In its formal statement, the Treasury Department said Broken Tooth was a member of the CCP’s Chinese People’s Political Consultative Conference, a Beijing advisory body. It also accused him of using the CCP’s Belt and Road project to legitimise his criminal activities.
“This continues a pattern of overseas Chinese actors trying to paper over illegal criminal activities by framing their actions in terms of ... major initiatives of the CCP," the Treasury statement said.
Australia has no equivalent financial sanctions regime.
To catch Tse, the AFP would have to rely on an old and time consuming tool: a Mutual Assistance Request from Attorney-General Christian Porter to the Taiwanese government, where Tse was suspected to be hiding.
Throughout 2019, lawyers from the Commonwealth Director of Public Prosecutions extracted evidence about Tse from the case against Suky Lieu as it finalised a brief of prosecution.
Brother Three was finally to face justice in Australia.
Who are the other Brothers?
His arrest in the Netherlands and plans to extradite him, while undoubtedly a significant law enforcement success, leaves many questions.
In his interview last year, Deputy Commissioner Karl Kent cautioned that locking up the next El Chapo or Brother Three was less a priority than finding ways to attack the infrastructure that organised crime groups need to prosper.
“It's not just about that individual. It's the whole network and how can we have an effect on their business mode,” he said.
There is evidence these strategies are already working.
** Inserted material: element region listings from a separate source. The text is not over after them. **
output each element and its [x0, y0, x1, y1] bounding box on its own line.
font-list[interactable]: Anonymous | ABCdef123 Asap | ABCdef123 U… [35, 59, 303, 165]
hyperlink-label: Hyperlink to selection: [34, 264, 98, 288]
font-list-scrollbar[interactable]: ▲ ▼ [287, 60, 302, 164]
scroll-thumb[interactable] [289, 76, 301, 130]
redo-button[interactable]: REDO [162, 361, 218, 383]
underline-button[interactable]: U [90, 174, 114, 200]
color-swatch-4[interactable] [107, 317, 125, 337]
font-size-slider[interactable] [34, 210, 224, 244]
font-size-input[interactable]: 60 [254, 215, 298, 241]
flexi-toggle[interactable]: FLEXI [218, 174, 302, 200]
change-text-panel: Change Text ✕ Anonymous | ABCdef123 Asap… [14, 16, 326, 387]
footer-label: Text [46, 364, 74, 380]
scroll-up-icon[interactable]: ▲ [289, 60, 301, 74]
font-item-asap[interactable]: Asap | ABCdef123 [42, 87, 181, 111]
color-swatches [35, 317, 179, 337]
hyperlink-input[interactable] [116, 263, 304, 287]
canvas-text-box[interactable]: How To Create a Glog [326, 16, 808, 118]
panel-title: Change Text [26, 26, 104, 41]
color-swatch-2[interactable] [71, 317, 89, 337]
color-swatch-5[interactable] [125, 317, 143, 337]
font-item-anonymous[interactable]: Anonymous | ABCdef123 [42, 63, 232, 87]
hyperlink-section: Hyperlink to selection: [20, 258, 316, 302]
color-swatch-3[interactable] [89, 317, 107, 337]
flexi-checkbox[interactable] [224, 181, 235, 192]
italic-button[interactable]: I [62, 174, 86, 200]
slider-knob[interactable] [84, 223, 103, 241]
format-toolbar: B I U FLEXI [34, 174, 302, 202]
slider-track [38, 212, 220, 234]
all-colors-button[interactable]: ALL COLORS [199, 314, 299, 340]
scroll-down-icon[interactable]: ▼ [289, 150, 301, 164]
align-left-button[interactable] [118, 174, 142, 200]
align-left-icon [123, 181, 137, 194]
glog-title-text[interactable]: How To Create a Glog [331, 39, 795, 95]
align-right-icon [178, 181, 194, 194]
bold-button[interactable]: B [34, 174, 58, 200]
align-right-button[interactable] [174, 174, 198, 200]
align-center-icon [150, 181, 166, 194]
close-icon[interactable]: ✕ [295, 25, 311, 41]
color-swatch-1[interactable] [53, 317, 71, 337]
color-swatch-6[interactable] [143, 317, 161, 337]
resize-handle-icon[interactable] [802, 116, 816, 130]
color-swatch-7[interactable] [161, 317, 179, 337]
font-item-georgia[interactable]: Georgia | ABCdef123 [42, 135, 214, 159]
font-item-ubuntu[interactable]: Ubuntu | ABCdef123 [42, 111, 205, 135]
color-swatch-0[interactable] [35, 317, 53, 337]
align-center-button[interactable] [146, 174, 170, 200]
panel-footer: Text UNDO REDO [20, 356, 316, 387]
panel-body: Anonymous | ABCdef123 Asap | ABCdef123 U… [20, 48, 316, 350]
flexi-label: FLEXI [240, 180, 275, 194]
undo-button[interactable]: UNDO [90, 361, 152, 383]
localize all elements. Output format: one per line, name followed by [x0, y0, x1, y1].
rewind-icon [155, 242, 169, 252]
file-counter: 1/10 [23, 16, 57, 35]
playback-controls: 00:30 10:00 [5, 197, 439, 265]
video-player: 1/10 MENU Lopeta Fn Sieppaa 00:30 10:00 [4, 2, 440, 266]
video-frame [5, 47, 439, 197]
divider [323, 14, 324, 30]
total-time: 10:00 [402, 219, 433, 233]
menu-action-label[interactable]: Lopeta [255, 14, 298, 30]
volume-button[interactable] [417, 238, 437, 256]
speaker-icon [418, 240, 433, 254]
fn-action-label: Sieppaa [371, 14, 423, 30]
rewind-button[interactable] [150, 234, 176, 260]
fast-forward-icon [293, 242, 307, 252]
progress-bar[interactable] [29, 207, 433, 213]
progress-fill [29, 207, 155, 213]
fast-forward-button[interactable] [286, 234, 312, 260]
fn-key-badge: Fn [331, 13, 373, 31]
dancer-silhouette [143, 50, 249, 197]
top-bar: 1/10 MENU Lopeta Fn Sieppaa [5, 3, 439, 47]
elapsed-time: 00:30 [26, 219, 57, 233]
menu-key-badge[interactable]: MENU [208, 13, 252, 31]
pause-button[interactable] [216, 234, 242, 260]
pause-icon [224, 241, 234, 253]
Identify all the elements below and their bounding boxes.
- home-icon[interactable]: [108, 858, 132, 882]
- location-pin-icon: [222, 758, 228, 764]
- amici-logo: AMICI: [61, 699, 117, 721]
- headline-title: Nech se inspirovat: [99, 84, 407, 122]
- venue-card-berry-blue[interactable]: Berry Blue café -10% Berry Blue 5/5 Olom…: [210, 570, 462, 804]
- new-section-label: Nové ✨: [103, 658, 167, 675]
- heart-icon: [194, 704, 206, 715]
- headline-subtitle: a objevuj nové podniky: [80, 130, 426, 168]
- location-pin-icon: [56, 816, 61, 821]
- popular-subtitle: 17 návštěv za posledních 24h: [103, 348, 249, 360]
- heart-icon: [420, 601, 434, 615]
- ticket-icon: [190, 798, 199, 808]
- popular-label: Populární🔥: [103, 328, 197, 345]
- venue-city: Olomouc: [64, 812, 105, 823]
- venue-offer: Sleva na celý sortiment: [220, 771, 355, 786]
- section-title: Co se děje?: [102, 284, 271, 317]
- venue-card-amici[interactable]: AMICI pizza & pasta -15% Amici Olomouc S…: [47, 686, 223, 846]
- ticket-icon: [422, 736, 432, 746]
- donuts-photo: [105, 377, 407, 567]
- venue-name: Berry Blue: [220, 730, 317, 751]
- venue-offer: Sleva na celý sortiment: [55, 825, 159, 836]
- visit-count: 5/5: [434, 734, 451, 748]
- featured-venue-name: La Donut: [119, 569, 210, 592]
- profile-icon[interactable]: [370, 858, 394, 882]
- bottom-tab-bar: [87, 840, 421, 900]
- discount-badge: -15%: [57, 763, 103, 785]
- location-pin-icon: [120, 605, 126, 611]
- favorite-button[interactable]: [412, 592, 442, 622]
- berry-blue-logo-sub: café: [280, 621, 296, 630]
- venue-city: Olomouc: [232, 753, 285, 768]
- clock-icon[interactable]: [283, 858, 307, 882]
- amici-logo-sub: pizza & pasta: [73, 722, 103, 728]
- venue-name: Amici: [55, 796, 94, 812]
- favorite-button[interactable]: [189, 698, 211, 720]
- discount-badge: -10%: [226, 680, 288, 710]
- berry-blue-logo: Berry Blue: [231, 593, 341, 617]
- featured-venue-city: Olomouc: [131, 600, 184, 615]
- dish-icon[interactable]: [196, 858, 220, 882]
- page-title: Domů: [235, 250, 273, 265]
The Australian Criminal Intelligence Commission is dedicating resources to expelling from Australia all the casino junket operators linked to The Company. By the end of 2020 it had crippled the operations of the world’s biggest junket company. Policing agencies are lobbying the federal government to introduce an Australian version of the Magnitsky Act, allowing authorities to financially blacklist suspected crime bosses and corrupt officials.
The greatest legacy of Brother Three may be to force policing agencies to rethink how they operate and measure success.
“Make no mistake, someone will take their place and they'll take their place very, very quickly,” Kent said last year.
International police and security agencies are already examining who may have filled Tse’s shoes as well as the most obvious question posed by Tse’s story. Who is Brother One and Brother Two?